With ADHD-PI in the mix, I'd be really curious to hear if Parsely helps. The one-paragraph-at-a-time approach seems to work well for some ADHD folks, it removes the overwhelming "wall of text" feeling and gives your brain a smaller, more manageable target.

But brains are different, so no promises. Let me know how it goes either way. If it doesn't work for you, I'd genuinely want to understand why. I think it might help me and all the other people who suffers same thing make it better.

replwoacause•3w ago
Reporting back with some feedback. This extension definitely helps me read through content more thoroughly which is great...so thank you for that. One thing I’d love though is more control over the darkness. Even at the darkest setting, a bit too much still comes through and I find it slightly distracting. A slider that could go all the way to black, letting me fine tune how much is visible would be ideal. That said, I plan to keep using it and it’s effectively replaced reader mode for me!
treetalker•1mo ago
Throwing it out there: read with pencil in hand and make notes.

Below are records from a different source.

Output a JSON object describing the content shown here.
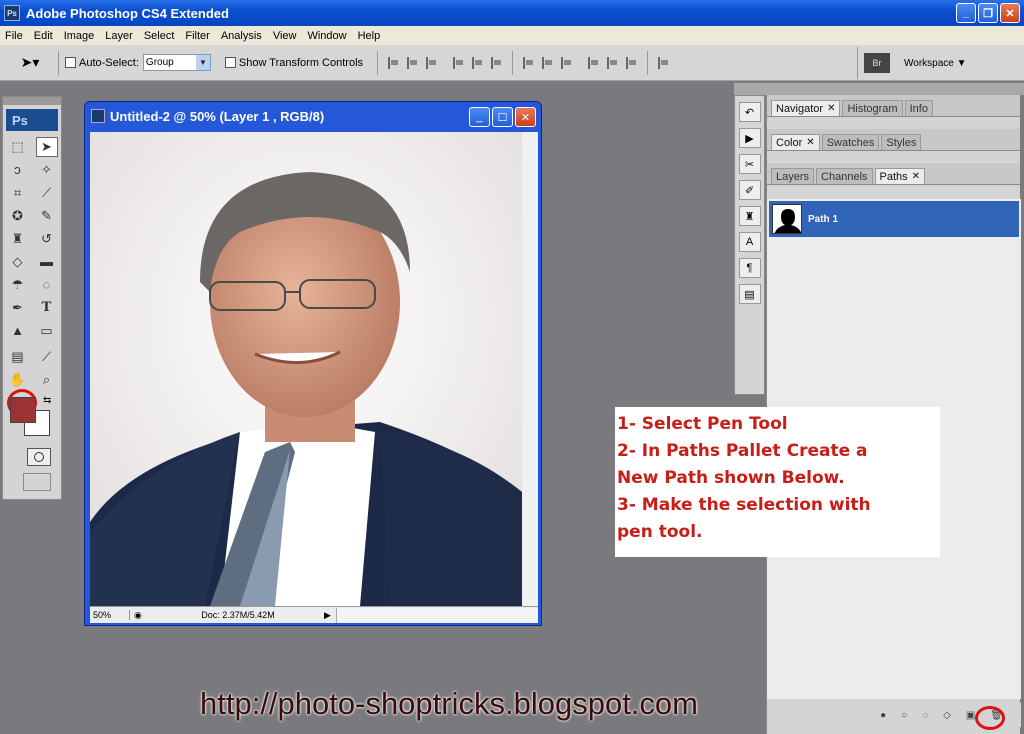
{
  "window": {
    "title": "Adobe Photoshop CS4 Extended",
    "app_icon": "Ps"
  },
  "menu": [
    "File",
    "Edit",
    "Image",
    "Layer",
    "Select",
    "Filter",
    "Analysis",
    "View",
    "Window",
    "Help"
  ],
  "options": {
    "auto_select_label": "Auto-Select:",
    "auto_select_value": "Group",
    "transform_label": "Show Transform Controls",
    "workspace_label": "Workspace ▼",
    "bridge_icon": "Br"
  },
  "toolbox": {
    "logo": "Ps",
    "fg_color": "#9b3335",
    "bg_color": "#ffffff"
  },
  "document": {
    "title": "Untitled-2 @ 50% (Layer 1 , RGB/8)",
    "zoom": "50%",
    "doc_info": "Doc: 2.37M/5.42M"
  },
  "panels": {
    "group1": [
      "Navigator",
      "Histogram",
      "Info"
    ],
    "group2": [
      "Color",
      "Swatches",
      "Styles"
    ],
    "group3": [
      "Layers",
      "Channels",
      "Paths"
    ],
    "path_name": "Path 1"
  },
  "note": {
    "line1": "1-  Select Pen Tool",
    "line2": "2-  In Paths Pallet Create a",
    "line3": "New Path shown Below.",
    "line4": "3-  Make the selection with",
    "line5": "pen tool."
  },
  "watermark": "http://photo-shoptricks.blogspot.com",
  "colors": {
    "accent": "#2558d9",
    "annotation": "#d11111"
  }
}
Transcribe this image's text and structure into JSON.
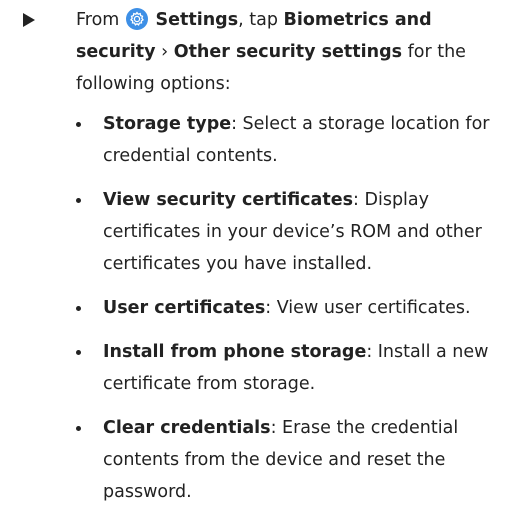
{
  "step": {
    "from_label": "From",
    "settings_label": "Settings",
    "tap_label": ", tap",
    "biometrics_label": "Biometrics and security",
    "separator": "›",
    "other_settings_label": "Other security settings",
    "suffix": "for the following options:"
  },
  "icons": {
    "step_marker": "right-triangle-icon",
    "settings": "gear-icon",
    "settings_color": "#3d8fe6"
  },
  "options": [
    {
      "title": "Storage type",
      "desc": ": Select a storage location for credential contents."
    },
    {
      "title": "View security certificates",
      "desc": ": Display certificates in your device’s ROM and other certificates you have installed."
    },
    {
      "title": "User certificates",
      "desc": ": View user certificates."
    },
    {
      "title": "Install from phone storage",
      "desc": ": Install a new certificate from storage."
    },
    {
      "title": "Clear credentials",
      "desc": ": Erase the credential contents from the device and reset the password."
    }
  ]
}
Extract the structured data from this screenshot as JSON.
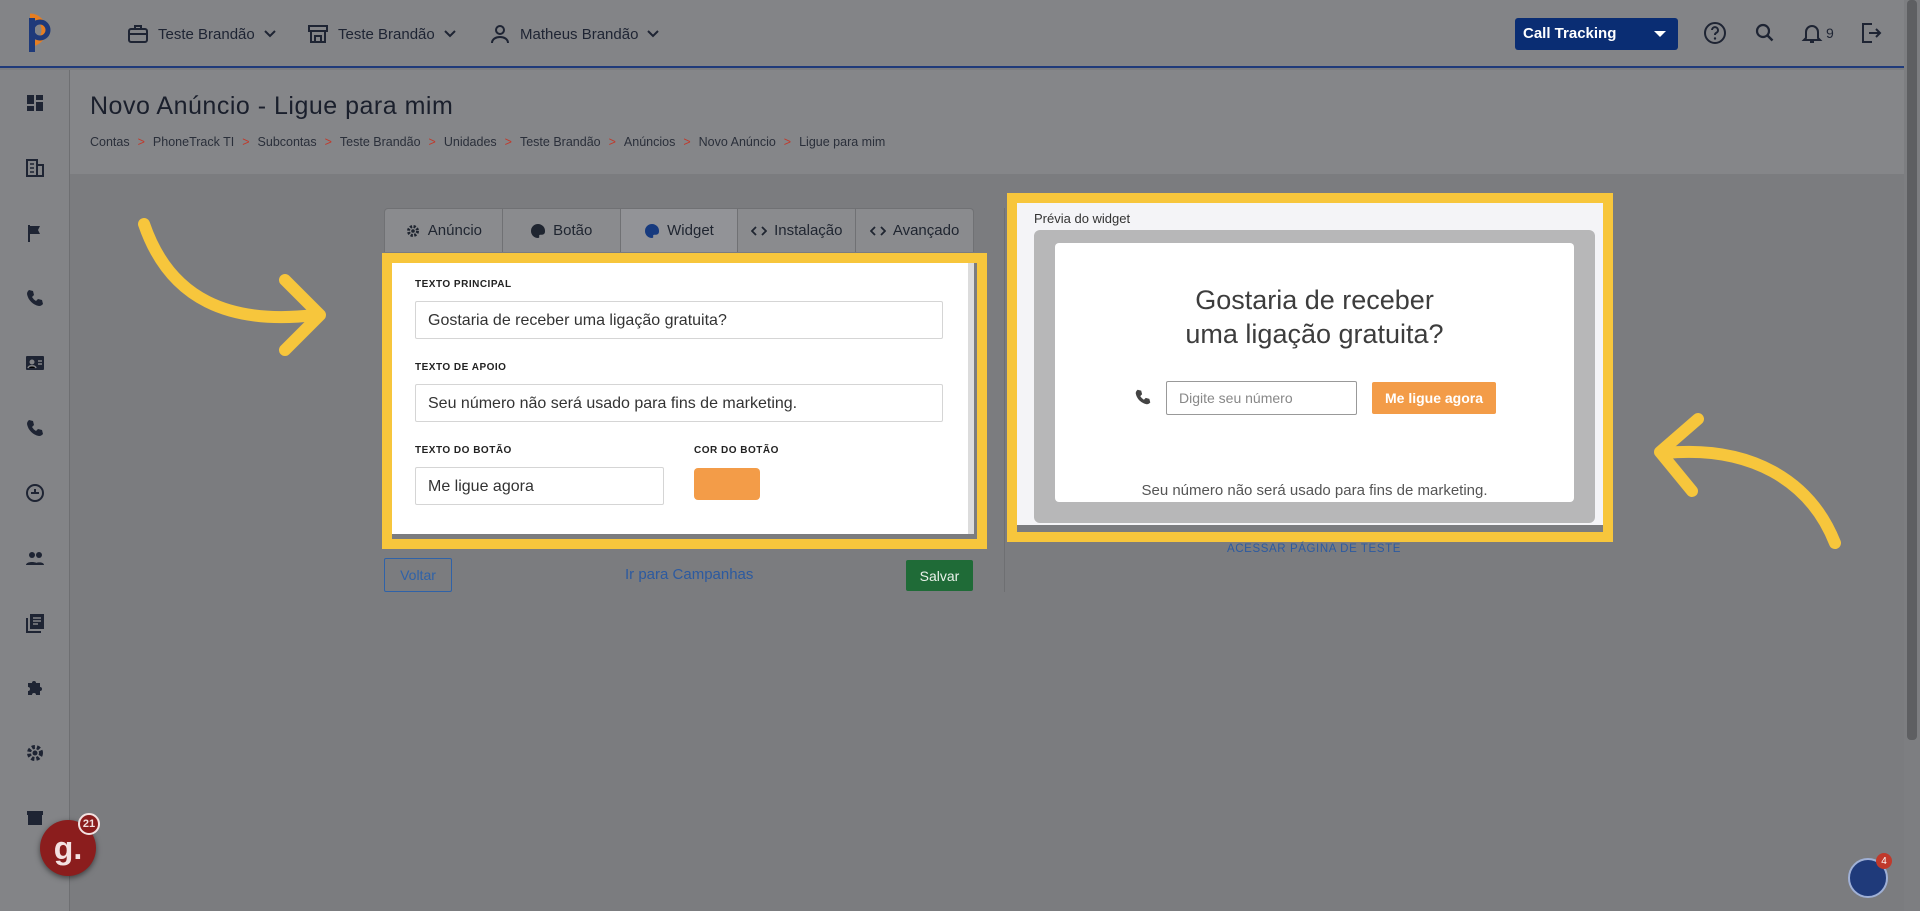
{
  "header": {
    "menus": [
      {
        "label": "Teste Brandão",
        "icon": "briefcase-icon"
      },
      {
        "label": "Teste Brandão",
        "icon": "store-icon"
      },
      {
        "label": "Matheus Brandão",
        "icon": "user-icon"
      }
    ],
    "product_select": "Call Tracking",
    "notifications_count": "9"
  },
  "page": {
    "title": "Novo Anúncio - Ligue para mim",
    "breadcrumb": [
      "Contas",
      "PhoneTrack TI",
      "Subcontas",
      "Teste Brandão",
      "Unidades",
      "Teste Brandão",
      "Anúncios",
      "Novo Anúncio",
      "Ligue para mim"
    ],
    "breadcrumb_sep": ">"
  },
  "tabs": [
    {
      "label": "Anúncio",
      "icon": "gear-icon"
    },
    {
      "label": "Botão",
      "icon": "palette-icon"
    },
    {
      "label": "Widget",
      "icon": "palette-icon"
    },
    {
      "label": "Instalação",
      "icon": "code-icon"
    },
    {
      "label": "Avançado",
      "icon": "code-icon"
    }
  ],
  "form": {
    "main_text_label": "TEXTO PRINCIPAL",
    "main_text_value": "Gostaria de receber uma ligação gratuita?",
    "support_text_label": "TEXTO DE APOIO",
    "support_text_value": "Seu número não será usado para fins de marketing.",
    "button_text_label": "TEXTO DO BOTÃO",
    "button_text_value": "Me ligue agora",
    "button_color_label": "COR DO BOTÃO",
    "button_color": "#f39c48"
  },
  "actions": {
    "back": "Voltar",
    "campaigns": "Ir para Campanhas",
    "save": "Salvar"
  },
  "preview": {
    "label": "Prévia do widget",
    "title_line1": "Gostaria de receber",
    "title_line2": "uma ligação gratuita?",
    "input_placeholder": "Digite seu número",
    "button": "Me ligue agora",
    "support": "Seu número não será usado para fins de marketing.",
    "test_link": "ACESSAR PÁGINA DE TESTE"
  },
  "floating": {
    "g_letter": "g.",
    "g_count": "21",
    "p_count": "4"
  },
  "colors": {
    "highlight": "#f7c63c",
    "accent_orange": "#f39c48",
    "brand_blue": "#0a2d73",
    "save_green": "#1f6b37"
  }
}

That means printing out what you want to read from the web.

If you feel like making handwritten notes about a piece wouldn't be worthwhile, that's a powerful indicator that it's not worth reading and not worth your time anyway.

ggomma•1mo ago
This is solid advice, honestly.

The pencil-in-hand approach forces active engagement. Your brain can't drift when it's hunting for things worth noting. And the "would I take notes on this?" test is a genuinely good filter. I used to do this in college. Somewhere along the way I stopped, probably when "reading" became "checking 47 tabs while pretending to work."

The printing step is where I fall off, though. There's enough friction there that I'd just... not read the thing.

Parsely is partly about reducing friction to zero—same tab, one keypress, you're in.

For me, the best system is the one I'll actually use. But you're pointing at something real. "tools that force active engagement beat passive consumption every time".

I'm tring to do this by making you deliberately advance through text. Printing and annotating does it even more forcefully. Different tools for different people, maybe different moments.